En Afrique subsaharienne, 21% de la population dispose d’un compte mobile. La finance digitale occupe ainsi une place de plus en plus grande dans la vie des gens, puisqu’elle leur permet d’effectuer toute une série d’opérations, du simple transfert d’argent de personne à personne jusqu’à l’accès au crédit, en passant par le paiement de factures ou l’épargne sur un compte mobile. Mais dans la plupart de ces pays, l’usage a anticipé le cadre réglementaire. Au Maroc, c’est l’inverse. Le pays a d’abord fixé un cadre réglementaire pour le paiement mobile, basé sur l’interopérabilité (M-Wallet) entre les banques, les établissements de paiement et les opérateurs télécoms. «Cette réglementation doit s’accompagner d’un certain nombre d’éléments essentiels pour faire fonctionner la machine comme un outil d’inclusion financière. Il faut que cette interopérabilité soit la plus large possible afin d’englober les acteurs de la micro-finance et micro-assurance», a déclaré Abou Diop, directeur associé au Cabinet Mazars, lors du deuxième colloque du cycle de conférence «Digital Act by inwi» qui a eu lieu le 5 novembre à Casablanca.

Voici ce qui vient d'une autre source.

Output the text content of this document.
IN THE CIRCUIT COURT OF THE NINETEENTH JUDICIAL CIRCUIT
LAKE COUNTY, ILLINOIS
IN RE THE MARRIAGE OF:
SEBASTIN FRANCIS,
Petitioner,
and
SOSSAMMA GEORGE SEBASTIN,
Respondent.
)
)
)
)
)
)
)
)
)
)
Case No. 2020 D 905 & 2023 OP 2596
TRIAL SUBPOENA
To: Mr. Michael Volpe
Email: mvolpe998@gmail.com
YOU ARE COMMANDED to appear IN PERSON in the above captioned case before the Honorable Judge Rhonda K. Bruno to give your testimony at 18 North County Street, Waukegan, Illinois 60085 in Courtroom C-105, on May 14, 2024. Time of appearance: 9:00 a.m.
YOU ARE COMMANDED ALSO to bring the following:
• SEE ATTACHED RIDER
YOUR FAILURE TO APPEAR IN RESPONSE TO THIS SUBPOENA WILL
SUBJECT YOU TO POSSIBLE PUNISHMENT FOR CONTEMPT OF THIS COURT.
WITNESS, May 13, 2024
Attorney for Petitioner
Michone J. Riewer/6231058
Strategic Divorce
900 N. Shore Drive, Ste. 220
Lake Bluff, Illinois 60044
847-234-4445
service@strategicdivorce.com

En clair, pour Diop, les services du paiement mobile au Maroc (même s’ils tardent à démarrer) doivent pouvoir fonctionner en synergie et devenir plus pertinents en cernant tout l’écosystème. «Au Maroc, les points de financiarisation sont principalement portés par les banques, puisque la micro-finance couvre à peine 2,5% de la population. Pourtant, je crois que le secteur bancaire a fait son travail, car le nombre d’agences pour 100.0000 adultes est de l’ordre de 24. Le Maroc est même classé 3e devant des pays européens comme la France (37 agences) et le Danemark (27 agences)», fait valoir Mehdi Tazi, membre du Conseil national de l’inclusion financière.
Comment alors le mobile money peut-il offrir et encourager l’accès à des services financiers abordables pour les 30 à 40% de la population exclue du système financier marocain ? Est-ce que les 40 millions de téléphones mobiles au Maroc pourront changer le modèle de distribution du micro-crédit et de la micro-assurance basé sur la proximité géographique ? «L’enjeu pour le Maroc dans les années à venir est de réduire les inégalités régionales, territoriales et individuelles de genre. Je rappelle que le relèvement, en août dernier, du plafond du micro-crédit à 150.000 DH permet de toucher une nouvelle catégorie de la population. Autant de gisements de croissance offerts pour les opérateurs, d’autant plus que l’objectif de l’écosystème m-payment et de capter six millions d’utilisateurs et de générer 1,5 milliard de transactions en 2025», souligne Amina Kchiri, expertes en éducation et inclusion financières. Désenclaver financièrement la population est une mission compliquée admet Mehdi Tazi : «au Maroc, la régulation est très forte, mais les évolutions qu’on veut lui apporter prennent du temps, du coup le secteur de l’assurance peine à s’adapter au niveau de financiarisation ». La lenteur du circuit législatif est un «faux» problème pour Nicolas Levy, CEO de Inwi Money : «ce qui rend la tâche difficile aux opérateurs de micro-finance ce sont leurs coûts élevés, car basés sur un réseau physique et un modèle économique très coûteux. Le problème aussi, c’est le taux d’impayés chez les populations pauvres». En fait, tout l’avenir repose sur le mobile money, car capable d’offrir des services financiers plus pertinents, accessibles aux habitants des zones rurales et abordables.
«Pour les opérateurs de l’écosystème banques, télécoms et assurances, le mobile money est un très gros réseau de distribution sans le créer et mutualisant plusieurs types de clients. C’est également un système hybride (à la fois physique et digital) qui donne accès à des services financiers et permet le recouvrement», détaille le CEO d’Inwi Money. Combler le déficit d’usages en fournissant des services (abordables) dont les populations ont besoin. Voici, le défi qui unit désormais les opérateurs financiers et télécoms. Bien sûr, tout cela doit s’accompagner aussi, selon les panélistes, de l’équipement des ménages. Autant aujourd’hui sur un certain nombre de transactions comme les transferts, on joue sur la 2G, autant sur la partie micro-assurance/micro-finance, le pays est obligé de passer à des équipements encore plus importants des ménages pour pouvoir fluidifier les transactions.